Ellos también sienten cuando la tierra se mueve, aunque no pueden contarnos lo que vivieron durante el sismo, los animales también pueden experimentar miedo, estrés y desorientación ante movimientos inesperados, ruidos fuertes o cambios en su entorno.


Por eso, después de esta emergencia, su bienestar también requiere atención. Revisar sus espacios, verificar que tengan alimento y agua, mantenerlos en lugares seguros y observar su comportamiento son acciones sencillas que pueden marcar una diferencia.
En este sentido, la señora Andrea Vélez Mora, presidenta de la Fundación Corazón Animal de Chinchiná, destacó con emoción el acompañamiento recibido por parte de los Carabineros de Caldas:
“Estamos contentos, dichosos, porque tenemos la presencia de los Carabineros de Caldas, quienes vinieron a apoyar a esta fundación sin ánimo de lucro, que lleva 19 años dedicada al cuidado de los animales. Aquí no solamente atendemos perros y gatos; también tenemos corderos, chivos, patos, conejos, gallinas, yeguas, entre otros.
Estoy muy feliz porque nos trajeron concentrado, realizaron jornadas de desparasitación y, además, me herraron la yegua. Estoy súper agradecida. También me están ayudando nuevamente con la construcción de la pesebrera, que se había caído a causa del movimiento telúrico. Por todo esto, estoy eternamente agradecida”.

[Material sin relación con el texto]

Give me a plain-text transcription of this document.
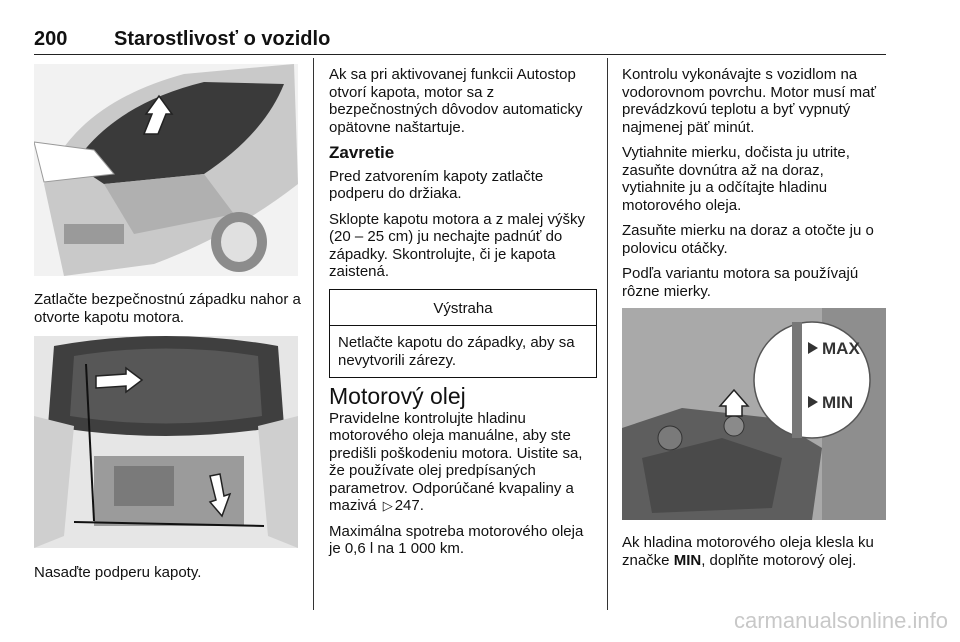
200 Starostlivosť o vozidlo
Zatlačte bezpečnostnú západku nahor a otvorte kapotu motora.
Nasaďte podperu kapoty.

Ak sa pri aktivovanej funkcii Autostop otvorí kapota, motor sa z bezpečnostných dôvodov automaticky opätovne naštartuje.

Zavretie

Pred zatvorením kapoty zatlačte podperu do držiaka.

Sklopte kapotu motora a z malej výšky (20 – 25 cm) ju nechajte padnúť do západky. Skontrolujte, či je kapota zaistená.

Výstraha
Netlačte kapotu do západky, aby sa nevytvorili zárezy.
Motorový olej

Pravidelne kontrolujte hladinu motorového oleja manuálne, aby ste predišli poškodeniu motora. Uistite sa, že používate olej predpísaných parametrov. Odporúčané kvapaliny a mazivá ▷ 247.

Maximálna spotreba motorového oleja je 0,6 l na 1 000 km.

Kontrolu vykonávajte s vozidlom na vodorovnom povrchu. Motor musí mať prevádzkovú teplotu a byť vypnutý najmenej päť minút.

Vytiahnite mierku, dočista ju utrite, zasuňte dovnútra až na doraz, vytiahnite ju a odčítajte hladinu motorového oleja.

Zasuňte mierku na doraz a otočte ju o polovicu otáčky.

Podľa variantu motora sa používajú rôzne mierky.

MAX
MIN
Ak hladina motorového oleja klesla ku značke MIN, doplňte motorový olej.
carmanualsonline.info
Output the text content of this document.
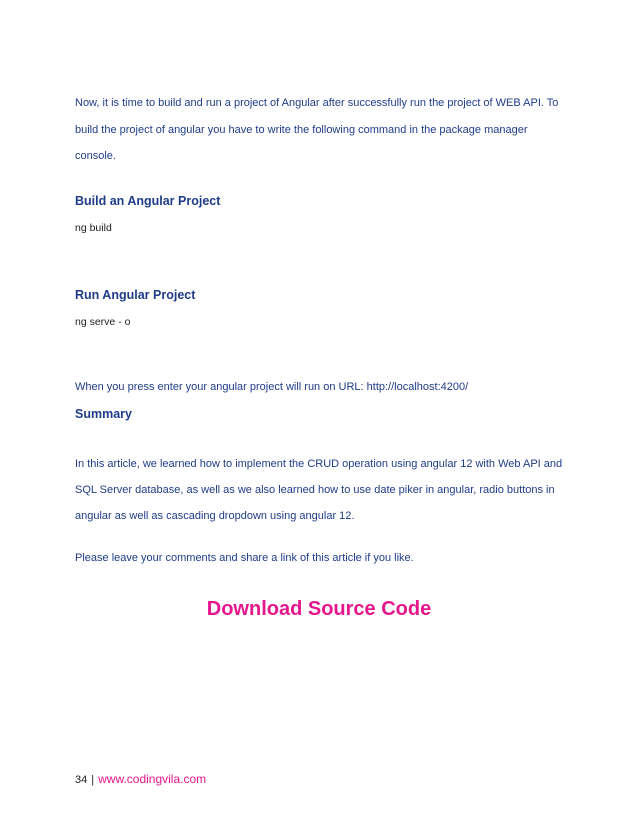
Now, it is time to build and run a project of Angular after successfully run the project of WEB API. To

build the project of angular you have to write the following command in the package manager

console.

Build an Angular Project

ng build

Run Angular Project

ng serve - o

When you press enter your angular project will run on URL: http://localhost:4200/

Summary

In this article, we learned how to implement the CRUD operation using angular 12 with Web API and

SQL Server database, as well as we also learned how to use date piker in angular, radio buttons in

angular as well as cascading dropdown using angular 12.

Please leave your comments and share a link of this article if you like.

Download Source Code
34 | www.codingvila.com
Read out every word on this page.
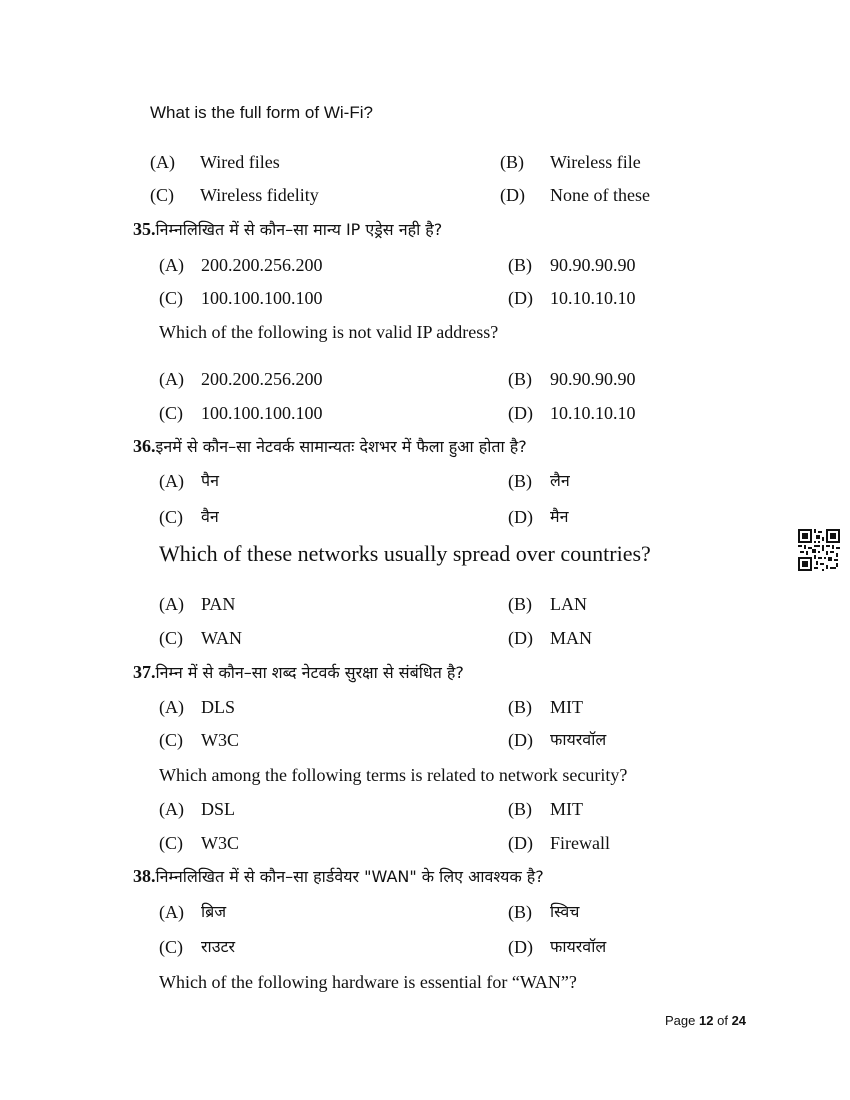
What is the full form of Wi-Fi?
(A) Wired files	(B) Wireless file
(C) Wireless fidelity	(D) None of these
35.निम्नलिखित में से कौन–सा मान्य IP एड्रेस नही है?
(A) 200.200.256.200	(B) 90.90.90.90
(C) 100.100.100.100	(D) 10.10.10.10
Which of the following is not valid IP address?
(A) 200.200.256.200	(B) 90.90.90.90
(C) 100.100.100.100	(D) 10.10.10.10
36.इनमें से कौन–सा नेटवर्क सामान्यतः देशभर में फैला हुआ होता है?
(A) पैन	(B) लैन
(C) वैन	(D) मैन
Which of these networks usually spread over countries?
(A) PAN	(B) LAN
(C) WAN	(D) MAN
37.निम्न में से कौन–सा शब्द नेटवर्क सुरक्षा से संबंधित है?
(A) DLS	(B) MIT
(C) W3C	(D) फायरवॉल
Which among the following terms is related to network security?
(A) DSL	(B) MIT
(C) W3C	(D) Firewall
38.निम्नलिखित में से कौन–सा हार्डवेयर "WAN" के लिए आवश्यक है?
(A) ब्रिज	(B) स्विच
(C) राउटर	(D) फायरवॉल
Which of the following hardware is essential for “WAN”?
Page 12 of 24
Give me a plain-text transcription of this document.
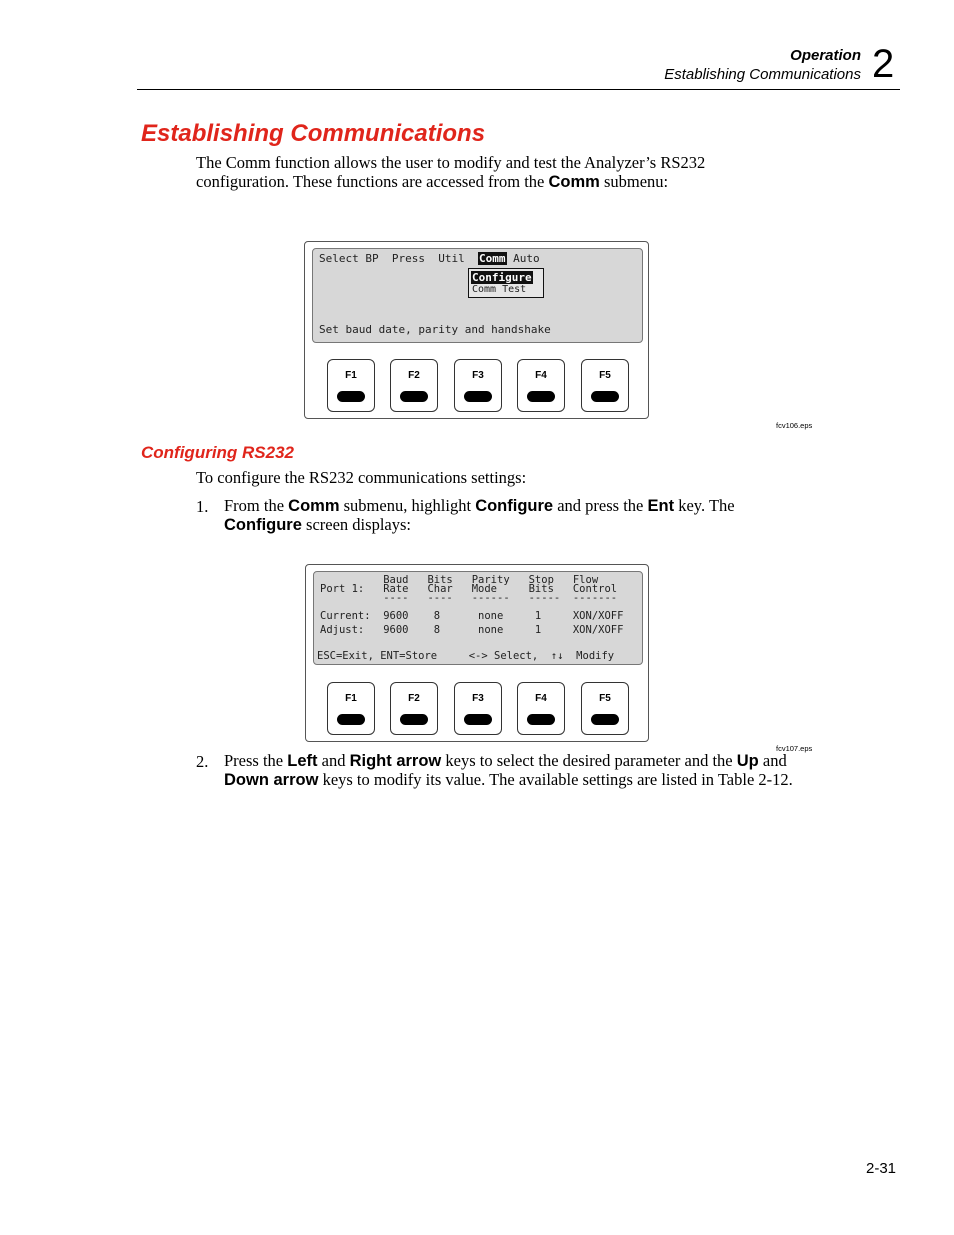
Operation
Establishing Communications 2
Establishing Communications
The Comm function allows the user to modify and test the Analyzer’s RS232 configuration. These functions are accessed from the Comm submenu:
Select BP Press Util Comm Auto
Configure
Comm Test
Set baud date, parity and handshake
F1	F2	F3	F4	F5
fcv106.eps
Configuring RS232
To configure the RS232 communications settings:
1. From the Comm submenu, highlight Configure and press the Ent key. The Configure screen displays:
Baud   Bits   Parity   Stop   Flow
Port 1:   Rate   Char   Mode     Bits   Control
----   ----   ------   -----  -------
Current:  9600    8      none     1     XON/XOFF
Adjust:   9600    8      none     1     XON/XOFF
ESC=Exit, ENT=Store     <-> Select,  ↑↓  Modify
F1	F2	F3	F4	F5
fcv107.eps
2. Press the Left and Right arrow keys to select the desired parameter and the Up and Down arrow keys to modify its value. The available settings are listed in Table 2-12.
2-31
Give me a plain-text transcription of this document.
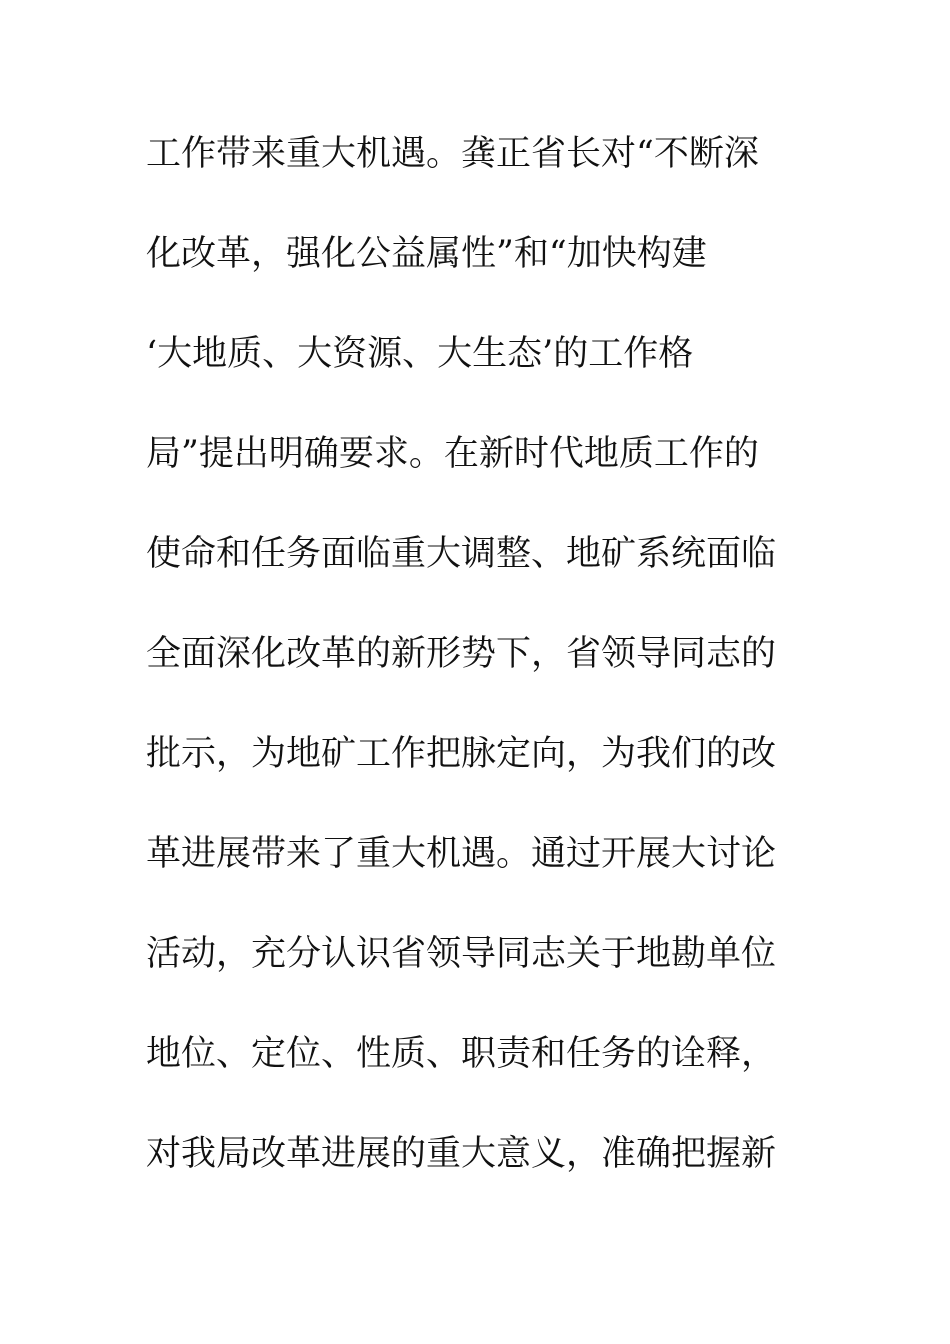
工作带来重大机遇。龚正省长对“不断深
化改革，强化公益属性”和“加快构建
‘大地质、大资源、大生态’的工作格
局”提出明确要求。在新时代地质工作的
使命和任务面临重大调整、地矿系统面临
全面深化改革的新形势下，省领导同志的
批示，为地矿工作把脉定向，为我们的改
革进展带来了重大机遇。通过开展大讨论
活动，充分认识省领导同志关于地勘单位
地位、定位、性质、职责和任务的诠释，
对我局改革进展的重大意义，准确把握新
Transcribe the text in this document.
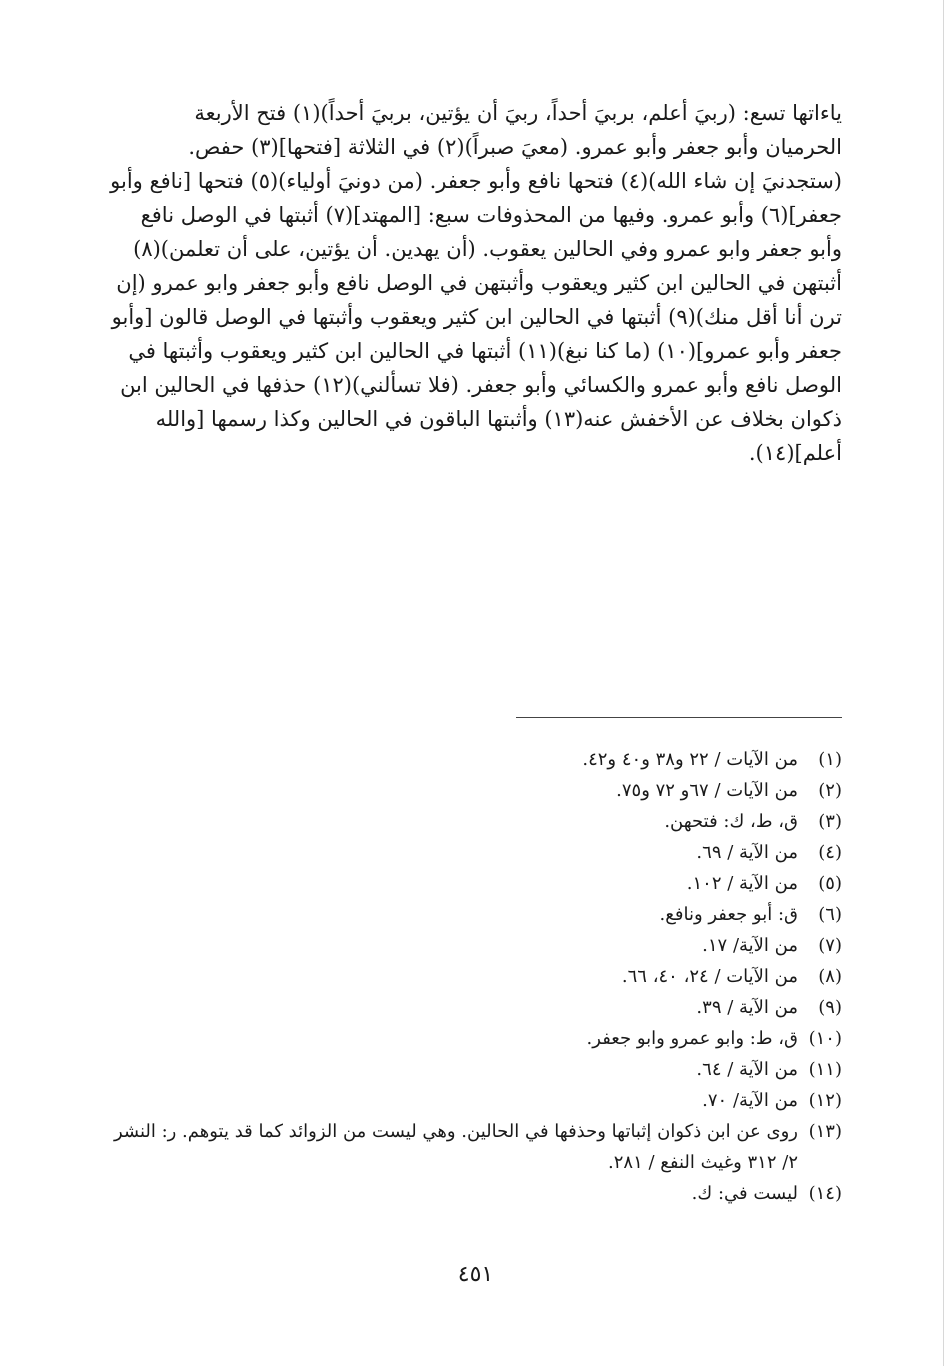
ياءاتها تسع: (ربيَ أعلم، بربيَ أحداً، ربيَ أن يؤتين، بربيَ أحداً)(١) فتح الأربعة
الحرميان وأبو جعفر وأبو عمرو. (معيَ صبراً)(٢) في الثلاثة [فتحها](٣) حفص.
(ستجدنيَ إن شاء الله)(٤) فتحها نافع وأبو جعفر. (من دونيَ أولياء)(٥) فتحها [نافع وأبو
جعفر](٦) وأبو عمرو. وفيها من المحذوفات سبع: [المهتد](٧) أثبتها في الوصل نافع
وأبو جعفر وابو عمرو وفي الحالين يعقوب. (أن يهدين. أن يؤتين، على أن تعلمن)(٨)
أثبتهن في الحالين ابن كثير ويعقوب وأثبتهن في الوصل نافع وأبو جعفر وابو عمرو (إن
ترن أنا أقل منك)(٩) أثبتها في الحالين ابن كثير ويعقوب وأثبتها في الوصل قالون [وأبو
جعفر وأبو عمرو](١٠) (ما كنا نبغ)(١١) أثبتها في الحالين ابن كثير ويعقوب وأثبتها في
الوصل نافع وأبو عمرو والكسائي وأبو جعفر. (فلا تسألني)(١٢) حذفها في الحالين ابن
ذكوان بخلاف عن الأخفش عنه(١٣) وأثبتها الباقون في الحالين وكذا رسمها [والله
أعلم](١٤).
(١)
من الآيات / ٢٢ و٣٨ و٤٠ و٤٢.
(٢)
من الآيات / ٦٧و ٧٢ و٧٥.
(٣)
ق، ط، ك: فتحهن.
(٤)
من الآية / ٦٩.
(٥)
من الآية / ١٠٢.
(٦)
ق: أبو جعفر ونافع.
(٧)
من الآية/ ١٧.
(٨)
من الآيات / ٢٤، ٤٠، ٦٦.
(٩)
من الآية / ٣٩.
(١٠)
ق، ط: وابو عمرو وابو جعفر.
(١١)
من الآية / ٦٤.
(١٢)
من الآية/ ٧٠.
(١٣)
روى عن ابن ذكوان إثباتها وحذفها في الحالين. وهي ليست من الزوائد كما قد يتوهم. ر: النشر
٢/ ٣١٢ وغيث النفع / ٢٨١.
(١٤)
ليست في: ك.
٤٥١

La presencia de los Carabineros en este lugar representa un mensaje claro: la protección de la vida comprende también a los animales, especialmente cuando una emergencia altera los espacios donde habitan y pone a prueba las redes de solidaridad de una comunidad.
Más allá de adecuar un canil, recuperar una pesebrera o entregar alimento, cada acción permitió enviar un mensaje de tranquilidad a quienes tienen bajo su cuidado a estos animales: no están solos.
Cuando la tierra se movió, nuestros Carabineros se movieron por la protección animal. Y hoy, el llamado es para todos: en una emergencia, ellos también necesitan de nosotros.
Ante una emergencia, ayudar a un animal en situación de vulnerabilidad, reportar aquellos que estén en riesgo y apoyar a refugios y organizaciones dedicadas a su cuidado son acciones que construyen una respuesta solidaria.
También puedes donar alimento para mascotas a través de la línea 320 708 1360.
Porque la recuperación de un territorio no se mide únicamente por lo que reconstruimos, sino también por la manera en que protegemos a quienes más nos necesitan.